Churchill’s experience was far from unusual. Since human beings first started writing things down they have been getting them wrong. Monks labouring in medieval scriptoria introduced all kinds of errors into the texts they were transcribing. They even invented a demon called Titivillus to blame this on.
And when printing came along, things only got worse. Typos abounded; words got left out; sometimes whole pages got muddled up. Mistakes became a part of life. So much so, in fact, that today, you’d be hard pressed to find a writer who doesn’t have a story about some embarrassing mistake that’s crept into their work.

But typos are just one of many ways books can go wrong. As Rebecca Lee argues, there is a whole catalogue of literary disorders out there. Some books are so badly written that they’re almost unreadable. Take Amanda McKittrick Ros’s Irene Iddesleigh (1897), a novel which was so notoriously bad that, even decades after its publication, J.R.R. Tolkien and his friends would compete to see who could read it out loud for the longest before laughing.

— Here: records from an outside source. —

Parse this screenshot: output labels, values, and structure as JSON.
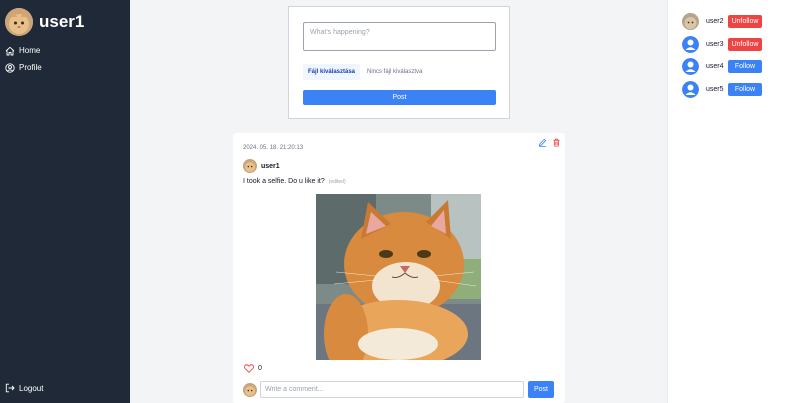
{
  "sidebar": {
    "username": "user1",
    "nav": [
      {
        "label": "Home",
        "icon": "home-icon"
      },
      {
        "label": "Profile",
        "icon": "user-circle-icon"
      }
    ],
    "logout_label": "Logout"
  },
  "composer": {
    "placeholder": "What's happening?",
    "file_button_label": "Fájl kiválasztása",
    "file_status": "Nincs fájl kiválasztva",
    "post_label": "Post"
  },
  "post": {
    "date": "2024. 05. 18. 21:20:13",
    "author": "user1",
    "text": "I took a selfie. Do u like it?",
    "edited_label": "(edited)",
    "like_count": "0",
    "comment_placeholder": "Write a comment...",
    "comment_post_label": "Post"
  },
  "users": [
    {
      "name": "user2",
      "action": "Unfollow",
      "avatar": "cat-photo"
    },
    {
      "name": "user3",
      "action": "Unfollow",
      "avatar": "default-user-icon"
    },
    {
      "name": "user4",
      "action": "Follow",
      "avatar": "default-user-icon"
    },
    {
      "name": "user5",
      "action": "Follow",
      "avatar": "default-user-icon"
    }
  ],
  "colors": {
    "sidebar_bg": "#1f2937",
    "primary": "#3b82f6",
    "danger": "#ef4444",
    "page_bg": "#f3f4f6"
  }
}
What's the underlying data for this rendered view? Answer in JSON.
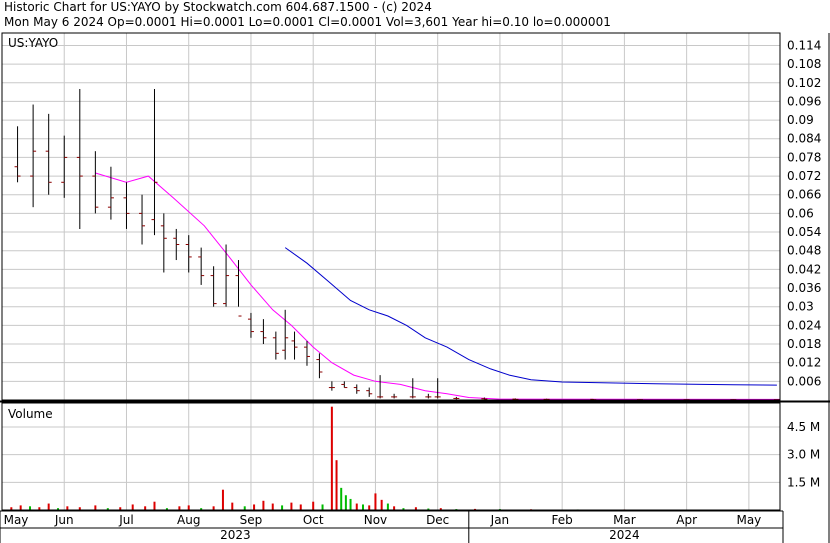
{
  "header": {
    "line1": "Historic Chart for US:YAYO by Stockwatch.com 604.687.1500 - (c) 2024",
    "line2": "Mon May  6 2024   Op=0.0001   Hi=0.0001   Lo=0.0001   Cl=0.0001   Vol=3,601   Year hi=0.10   lo=0.000001"
  },
  "colors": {
    "price_bar": "#8b0000",
    "ma_short": "#ff00ff",
    "ma_long": "#0000cc",
    "vol_up": "#00bb00",
    "vol_down": "#dd0000",
    "grid": "#c8c8c8",
    "frame": "#000000"
  },
  "chart_data": {
    "type": "bar",
    "price_panel": {
      "label": "US:YAYO",
      "y_ticks": [
        "0.114",
        "0.108",
        "0.102",
        "0.096",
        "0.09",
        "0.084",
        "0.078",
        "0.072",
        "0.066",
        "0.06",
        "0.054",
        "0.048",
        "0.042",
        "0.036",
        "0.03",
        "0.024",
        "0.018",
        "0.012",
        "0.006"
      ],
      "ylim": [
        0,
        0.118
      ],
      "ohlc_weekly": [
        {
          "x": 0.5,
          "o": 0.075,
          "h": 0.088,
          "l": 0.07,
          "c": 0.072
        },
        {
          "x": 1.0,
          "o": 0.072,
          "h": 0.095,
          "l": 0.062,
          "c": 0.08
        },
        {
          "x": 1.5,
          "o": 0.08,
          "h": 0.092,
          "l": 0.066,
          "c": 0.07
        },
        {
          "x": 2.0,
          "o": 0.07,
          "h": 0.085,
          "l": 0.065,
          "c": 0.078
        },
        {
          "x": 2.5,
          "o": 0.078,
          "h": 0.1,
          "l": 0.055,
          "c": 0.072
        },
        {
          "x": 3.0,
          "o": 0.072,
          "h": 0.08,
          "l": 0.06,
          "c": 0.062
        },
        {
          "x": 3.5,
          "o": 0.062,
          "h": 0.075,
          "l": 0.058,
          "c": 0.065
        },
        {
          "x": 4.0,
          "o": 0.065,
          "h": 0.07,
          "l": 0.055,
          "c": 0.06
        },
        {
          "x": 4.5,
          "o": 0.06,
          "h": 0.066,
          "l": 0.05,
          "c": 0.056
        },
        {
          "x": 4.9,
          "o": 0.058,
          "h": 0.1,
          "l": 0.053,
          "c": 0.07
        },
        {
          "x": 5.2,
          "o": 0.056,
          "h": 0.06,
          "l": 0.041,
          "c": 0.052
        },
        {
          "x": 5.6,
          "o": 0.052,
          "h": 0.055,
          "l": 0.045,
          "c": 0.05
        },
        {
          "x": 6.0,
          "o": 0.05,
          "h": 0.053,
          "l": 0.041,
          "c": 0.046
        },
        {
          "x": 6.4,
          "o": 0.046,
          "h": 0.049,
          "l": 0.037,
          "c": 0.04
        },
        {
          "x": 6.8,
          "o": 0.04,
          "h": 0.043,
          "l": 0.03,
          "c": 0.031
        },
        {
          "x": 7.2,
          "o": 0.031,
          "h": 0.05,
          "l": 0.03,
          "c": 0.04
        },
        {
          "x": 7.6,
          "o": 0.04,
          "h": 0.045,
          "l": 0.03,
          "c": 0.027
        },
        {
          "x": 8.0,
          "o": 0.026,
          "h": 0.028,
          "l": 0.02,
          "c": 0.022
        },
        {
          "x": 8.4,
          "o": 0.022,
          "h": 0.026,
          "l": 0.018,
          "c": 0.02
        },
        {
          "x": 8.8,
          "o": 0.02,
          "h": 0.022,
          "l": 0.013,
          "c": 0.015
        },
        {
          "x": 9.1,
          "o": 0.016,
          "h": 0.029,
          "l": 0.013,
          "c": 0.02
        },
        {
          "x": 9.4,
          "o": 0.019,
          "h": 0.022,
          "l": 0.013,
          "c": 0.017
        },
        {
          "x": 9.8,
          "o": 0.017,
          "h": 0.019,
          "l": 0.011,
          "c": 0.014
        },
        {
          "x": 10.2,
          "o": 0.013,
          "h": 0.015,
          "l": 0.007,
          "c": 0.009
        },
        {
          "x": 10.6,
          "o": 0.004,
          "h": 0.006,
          "l": 0.003,
          "c": 0.004
        },
        {
          "x": 11.0,
          "o": 0.005,
          "h": 0.006,
          "l": 0.004,
          "c": 0.004
        },
        {
          "x": 11.4,
          "o": 0.004,
          "h": 0.005,
          "l": 0.002,
          "c": 0.003
        },
        {
          "x": 11.8,
          "o": 0.003,
          "h": 0.004,
          "l": 0.001,
          "c": 0.002
        },
        {
          "x": 12.15,
          "o": 0.001,
          "h": 0.008,
          "l": 0.0005,
          "c": 0.001
        },
        {
          "x": 12.6,
          "o": 0.001,
          "h": 0.002,
          "l": 0.0005,
          "c": 0.001
        },
        {
          "x": 13.2,
          "o": 0.001,
          "h": 0.007,
          "l": 0.0005,
          "c": 0.001
        },
        {
          "x": 13.7,
          "o": 0.001,
          "h": 0.002,
          "l": 0.0005,
          "c": 0.001
        },
        {
          "x": 14.0,
          "o": 0.001,
          "h": 0.007,
          "l": 0.0005,
          "c": 0.001
        },
        {
          "x": 14.6,
          "o": 0.0005,
          "h": 0.001,
          "l": 0.0002,
          "c": 0.0005
        },
        {
          "x": 15.5,
          "o": 0.0004,
          "h": 0.0008,
          "l": 0.0002,
          "c": 0.0003
        },
        {
          "x": 16.5,
          "o": 0.0003,
          "h": 0.0005,
          "l": 0.0001,
          "c": 0.0002
        },
        {
          "x": 17.5,
          "o": 0.0002,
          "h": 0.0004,
          "l": 0.0001,
          "c": 0.0002
        },
        {
          "x": 19.0,
          "o": 0.0002,
          "h": 0.0003,
          "l": 0.0001,
          "c": 0.0001
        },
        {
          "x": 20.5,
          "o": 0.0001,
          "h": 0.0002,
          "l": 0.0001,
          "c": 0.0001
        },
        {
          "x": 22.0,
          "o": 0.0001,
          "h": 0.0002,
          "l": 0.0001,
          "c": 0.0001
        },
        {
          "x": 23.5,
          "o": 0.0001,
          "h": 0.0002,
          "l": 0.0001,
          "c": 0.0001
        },
        {
          "x": 24.9,
          "o": 0.0001,
          "h": 0.0001,
          "l": 0.0001,
          "c": 0.0001
        }
      ],
      "ma_short": [
        [
          3.0,
          0.073
        ],
        [
          4.0,
          0.07
        ],
        [
          4.7,
          0.072
        ],
        [
          5.5,
          0.065
        ],
        [
          6.5,
          0.056
        ],
        [
          7.3,
          0.046
        ],
        [
          8.0,
          0.037
        ],
        [
          8.7,
          0.029
        ],
        [
          9.3,
          0.024
        ],
        [
          10.0,
          0.017
        ],
        [
          10.6,
          0.012
        ],
        [
          11.3,
          0.008
        ],
        [
          12.0,
          0.006
        ],
        [
          12.8,
          0.005
        ],
        [
          13.6,
          0.003
        ],
        [
          14.3,
          0.002
        ],
        [
          15.0,
          0.0008
        ],
        [
          16.0,
          0.0003
        ],
        [
          25.0,
          0.0002
        ]
      ],
      "ma_long": [
        [
          9.1,
          0.049
        ],
        [
          9.8,
          0.044
        ],
        [
          10.5,
          0.038
        ],
        [
          11.2,
          0.032
        ],
        [
          11.8,
          0.029
        ],
        [
          12.4,
          0.027
        ],
        [
          13.0,
          0.024
        ],
        [
          13.6,
          0.02
        ],
        [
          14.3,
          0.017
        ],
        [
          15.0,
          0.013
        ],
        [
          15.7,
          0.01
        ],
        [
          16.3,
          0.008
        ],
        [
          17.0,
          0.0065
        ],
        [
          18.0,
          0.0058
        ],
        [
          19.5,
          0.0055
        ],
        [
          21.0,
          0.0052
        ],
        [
          22.5,
          0.005
        ],
        [
          23.5,
          0.0049
        ],
        [
          24.9,
          0.0048
        ]
      ]
    },
    "volume_panel": {
      "label": "Volume",
      "y_ticks": [
        "4.5 M",
        "3.0 M",
        "1.5 M"
      ],
      "ylim": [
        0,
        5.8
      ],
      "bars": [
        {
          "x": 0.3,
          "v": 0.15,
          "up": false
        },
        {
          "x": 0.6,
          "v": 0.25,
          "up": false
        },
        {
          "x": 0.9,
          "v": 0.2,
          "up": true
        },
        {
          "x": 1.2,
          "v": 0.15,
          "up": false
        },
        {
          "x": 1.5,
          "v": 0.35,
          "up": false
        },
        {
          "x": 1.8,
          "v": 0.1,
          "up": true
        },
        {
          "x": 2.1,
          "v": 0.2,
          "up": false
        },
        {
          "x": 2.5,
          "v": 0.15,
          "up": false
        },
        {
          "x": 3.0,
          "v": 0.25,
          "up": false
        },
        {
          "x": 3.4,
          "v": 0.1,
          "up": true
        },
        {
          "x": 3.8,
          "v": 0.15,
          "up": false
        },
        {
          "x": 4.2,
          "v": 0.3,
          "up": false
        },
        {
          "x": 4.6,
          "v": 0.2,
          "up": false
        },
        {
          "x": 4.9,
          "v": 0.45,
          "up": false
        },
        {
          "x": 5.3,
          "v": 0.1,
          "up": true
        },
        {
          "x": 5.7,
          "v": 0.2,
          "up": false
        },
        {
          "x": 6.0,
          "v": 0.25,
          "up": false
        },
        {
          "x": 6.4,
          "v": 0.1,
          "up": true
        },
        {
          "x": 6.8,
          "v": 0.2,
          "up": false
        },
        {
          "x": 7.1,
          "v": 1.1,
          "up": false
        },
        {
          "x": 7.4,
          "v": 0.4,
          "up": false
        },
        {
          "x": 7.8,
          "v": 0.2,
          "up": true
        },
        {
          "x": 8.1,
          "v": 0.3,
          "up": false
        },
        {
          "x": 8.4,
          "v": 0.5,
          "up": false
        },
        {
          "x": 8.7,
          "v": 0.35,
          "up": false
        },
        {
          "x": 9.0,
          "v": 0.25,
          "up": true
        },
        {
          "x": 9.3,
          "v": 0.4,
          "up": false
        },
        {
          "x": 9.6,
          "v": 0.3,
          "up": false
        },
        {
          "x": 10.0,
          "v": 0.45,
          "up": false
        },
        {
          "x": 10.3,
          "v": 0.3,
          "up": true
        },
        {
          "x": 10.6,
          "v": 5.6,
          "up": false
        },
        {
          "x": 10.75,
          "v": 2.7,
          "up": false
        },
        {
          "x": 10.9,
          "v": 1.2,
          "up": true
        },
        {
          "x": 11.05,
          "v": 0.8,
          "up": true
        },
        {
          "x": 11.2,
          "v": 0.6,
          "up": true
        },
        {
          "x": 11.4,
          "v": 0.35,
          "up": false
        },
        {
          "x": 11.6,
          "v": 0.3,
          "up": true
        },
        {
          "x": 11.8,
          "v": 0.25,
          "up": false
        },
        {
          "x": 12.0,
          "v": 0.9,
          "up": false
        },
        {
          "x": 12.2,
          "v": 0.55,
          "up": false
        },
        {
          "x": 12.4,
          "v": 0.35,
          "up": true
        },
        {
          "x": 12.6,
          "v": 0.2,
          "up": false
        },
        {
          "x": 12.9,
          "v": 0.1,
          "up": true
        },
        {
          "x": 13.3,
          "v": 0.15,
          "up": false
        },
        {
          "x": 13.7,
          "v": 0.08,
          "up": true
        },
        {
          "x": 14.1,
          "v": 0.1,
          "up": false
        },
        {
          "x": 14.6,
          "v": 0.05,
          "up": true
        },
        {
          "x": 15.2,
          "v": 0.06,
          "up": false
        },
        {
          "x": 16.0,
          "v": 0.05,
          "up": true
        },
        {
          "x": 17.0,
          "v": 0.04,
          "up": false
        },
        {
          "x": 18.5,
          "v": 0.03,
          "up": true
        },
        {
          "x": 20.0,
          "v": 0.03,
          "up": false
        },
        {
          "x": 22.0,
          "v": 0.02,
          "up": true
        },
        {
          "x": 24.0,
          "v": 0.02,
          "up": false
        }
      ]
    },
    "x_axis": {
      "months": [
        "May",
        "Jun",
        "Jul",
        "Aug",
        "Sep",
        "Oct",
        "Nov",
        "Dec",
        "Jan",
        "Feb",
        "Mar",
        "Apr",
        "May"
      ],
      "years": [
        "2023",
        "2024"
      ],
      "year_split_index": 8,
      "xlim": [
        0,
        25
      ]
    },
    "grid": true
  }
}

Others — such as Lady Chatterley’s Lover — get censored because they offend public morals. And others still are plagiarised. Then there’s writer’s block, which prevents many books even from making it to print; and, last but not least, the dreaded book review, which can make or (more often) break a publication even before it hits the stands.
Lee knows what she’s talking about. As a senior editorial manager at Penguin Random House, she spends her life around books — and she is brilliant at bringing the bad ones to life. She has a chatty, accessible style and skips from anecdote to anecdote with unconcealed delight. At times, her enthusiasm is positively infectious.
It is a real pity, then, that this book is littered with so many mistakes. Although it is supposed to be a work of history, it is surprisingly fuzzy about … well, history. Take Johannes Gutenberg. Most of us know he kicked off the print revolution in c.1450; yet in the first chapter, we are told that Romeo and Juliet was published in 1598/9, “a half-century or so since … Gutenberg invented moveable type”.
It doesn’t get much better after that. Just a few paragraphs later, Lee tells us that in the late 16th century, “proofreaders didn’t yet exist” — which would have come as news to Gabriel Harvey, who was employed in just such a capacity by the English printer John Wolfe at exactly that time.
If that weren’t enough, we then learn that “proofs have been with us since the 1600s”, even though Desiderius Erasmus was correcting galleys of his work in Venice almost a century earlier. And so it goes on … and on.
Even real historical mistakes get fudged. Remember that typo in Churchill’s book? Perhaps influenced by the hazy memories of Churchill’s literary assistant, Denis Kelly, Lee insists that the offending phrase was “poop of the French nation” — when the printed text clearly reads “poop of the life of France”.
A quick flick through the relevant literature would have been enough to put these right. But this is precisely where Lee falls short. Although she provides a (very brief) bibliography, all but a tiny handful of the supporting notes refer to websites. In some cases, this is perhaps pardonable: given that she refers to a lot of news stories, it makes a certain degree of sense to provide URLs for the relevant articles.
But an awful lot indicate that Lee has drawn her material from pop-history pieces and blogs. These are all very well and good in their way, of course, but are no substitute for serious research. They are often littered with mistakes — and Lee seems trustingly to have assimilated some of their worst offences. Hardly what one would expect of a “book nerd”.
I feel a bit uncharitable hammering away at this book’s shortcomings. For all its faults, it is a fun read, and it’s meant to be light-hearted. But I can’t help feeling that, if you are going to write about why books go “wrong”, you’d better make sure that you get everything right.